Wichtige Kriterien für eine gute Usability von E-Commerce-Angeboten

Zum Teil konnten E-Commerce-Websites durch Usability-Optimierungen Umsatzzuwächse von mehr als 200 Prozent realisieren. Das zeigt das Potenzial, das mit einer Verbesserung der Usability einhergeht. Was zu beachten ist, um die Benutzerfreundlichkeit so hoch wie möglich zu realisieren, haben wir für Sie in den folgenden Usability Richtlinien zusammengefaßt.

Einhaltung von Standards
Grundsätzlich sollten beim Aufbau von Online-Shops die allgemeinen Gestaltungsregeln und anerkannten Internet-Standards beachtet werden. Dadurch kann beim User das Vertrauen in die Website gesteigert werden, wenn er bekannte Standards wiederfindet, wie z.B.

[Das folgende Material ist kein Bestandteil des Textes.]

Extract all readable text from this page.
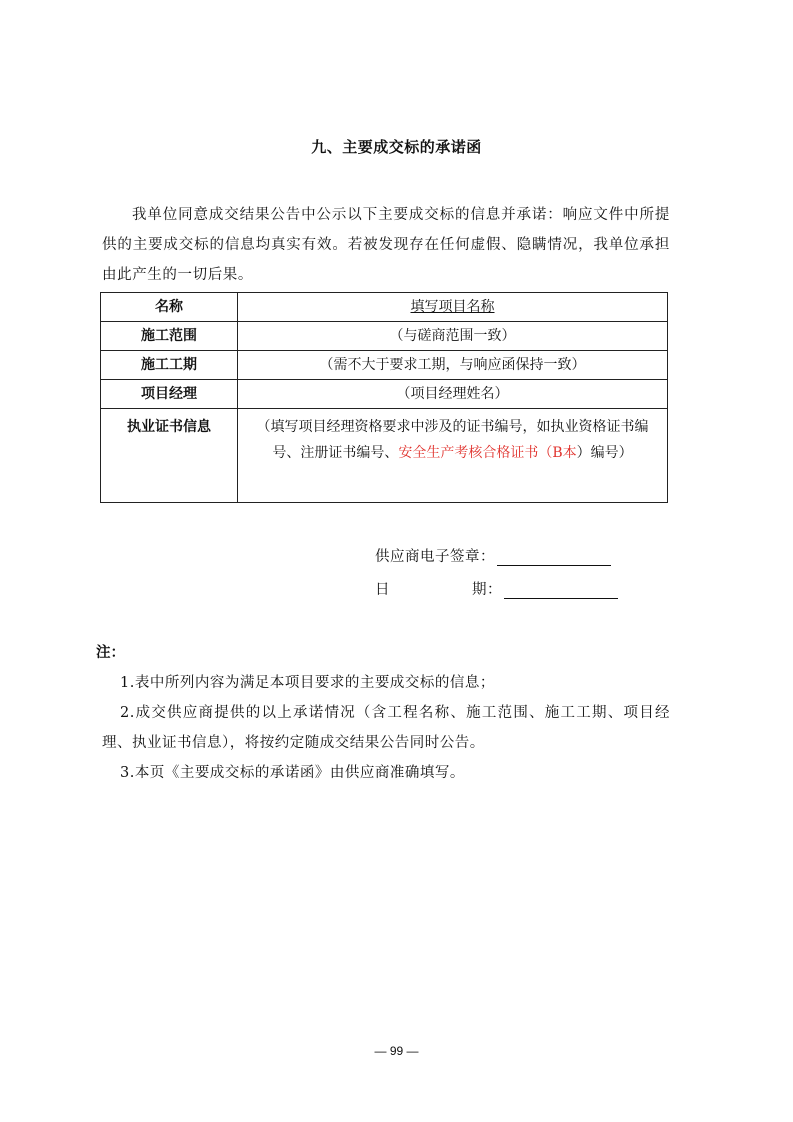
九、主要成交标的承诺函
我单位同意成交结果公告中公示以下主要成交标的信息并承诺：响应文件中所提供的主要成交标的信息均真实有效。若被发现存在任何虚假、隐瞒情况，我单位承担由此产生的一切后果。
名称	填写项目名称
施工范围	（与磋商范围一致）
施工工期	（需不大于要求工期，与响应函保持一致）
项目经理	（项目经理姓名）
执业证书信息	（填写项目经理资格要求中涉及的证书编号，如执业资格证书编号、注册证书编号、安全生产考核合格证书（B本）编号）
供应商电子签章：
日	期：
注：

1.表中所列内容为满足本项目要求的主要成交标的信息；

2.成交供应商提供的以上承诺情况（含工程名称、施工范围、施工工期、项目经理、执业证书信息），将按约定随成交结果公告同时公告。

3.本页《主要成交标的承诺函》由供应商准确填写。

— 99 —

  • Links sind durch Unterstreichung gekennzeichnet und klickbar
  • Menüoptionen befinden sich im gesamten Shop in der gleichen Reihenfolge
  • User sind an unterschiedlichen Navigationsvarianten gewöhnt (Verwenden Sie daher eine Kombination aus Hauptmenü, Textmenüs und Suchfunktionen; wichtig ist nur, es muß einfach zu bedienen sein)

Kontrolle und Freiheit
Bedienungsfehler sollten nicht als solche erkennbar sein, sondern der Nutzer sollte das Gefühl haben, daß er auf der Website nichts falsch machen kann, da er über alle Vorgänge die Kontrolle behält. Dazu dienen beispielsweise

  • Löschen von Artikeln aus dem Warenkorb
  • Bearbeitungsschritte lassen sich einfach per Klick rückgängig machen
  • Im Check-Out-Prozess kann jederzeit über die Navigationsleiste zurück gesprungen werden.
  • Bedienhinweise und Hilfen einfach zugänglich

Statusanzeige
Zu jedem Zeitpunkt sollte der User erkennen können, in welchem Kaufstadium er sich gerade befindet und wie er seine Aktionen fortsetzen kann. Hierzu gehören:

  • Anzeige welche Artikel im Warenkorb liegen
  • Anzeige des Ladestatus bei Bildern oder Flash Seiten
  • Anzeige des Loginstatus

Nutzergenerierter Content
Die User sind im Sinne des Social Shopping in erster Linie an Meinungen und Bewertungen zu speziellen Produkten interessiert (vgl. Ciao) stöbern ausgiebig und lassen sich von den Vorschlägen und Ideen anderer inspirieren. Wege hierfür sind

  • Testimonials
  • Kundenbewertungen und Klassifizierungen

Bezug zur realen Welt
Im Online-Shop sollte eine Sprache sprechen, die den Anwendern vertraut ist und die sie aus der realen Welt kennen. Dabei sollten Konventionen aus der realen Umgebung berücksichtigt werden. Dazu gehört beispielsweise das Konzept, dass Artikel, die einmal in den Warenkorb gelegt wurden, problemlos wieder herausgenommen werden können - genau wie bei einem realen Einkaufswagen. Weitere Beispiele für solche Übereinstimmungen sind:

  • Durch unterschiedliche Suchoptionen (Listen, Suche, Navigation) wird das „Stöbern“ in verschiedenen Kategorien ermöglicht.
  • Einsatz von Merkzetteln oder Wunschlisten, um den Einkauf zu erleichtern

Fehlkäufe vermeiden
Stellen Sie ausreichende Informationen vor dem Kauf zur Verfügung um Fehlkäufe zu vermeiden. Weitere Beispiele für Fehlervermeidung sind:

  • Wichtige Aktionen nochmals bestätigen lassen (z.B. das Ändern von Kontaktdaten)
  • Eingabefelder mit Validierung versehen z.B. Mindestlänge von Passwörtern

Klare Visualisierung
Usabilitytests haben ergeben, daß Bilder eindeutig die Aufmerksamkeit auf sich lenken. Objekte, Aktionen oder Optionen sollten klar visualisiert sein.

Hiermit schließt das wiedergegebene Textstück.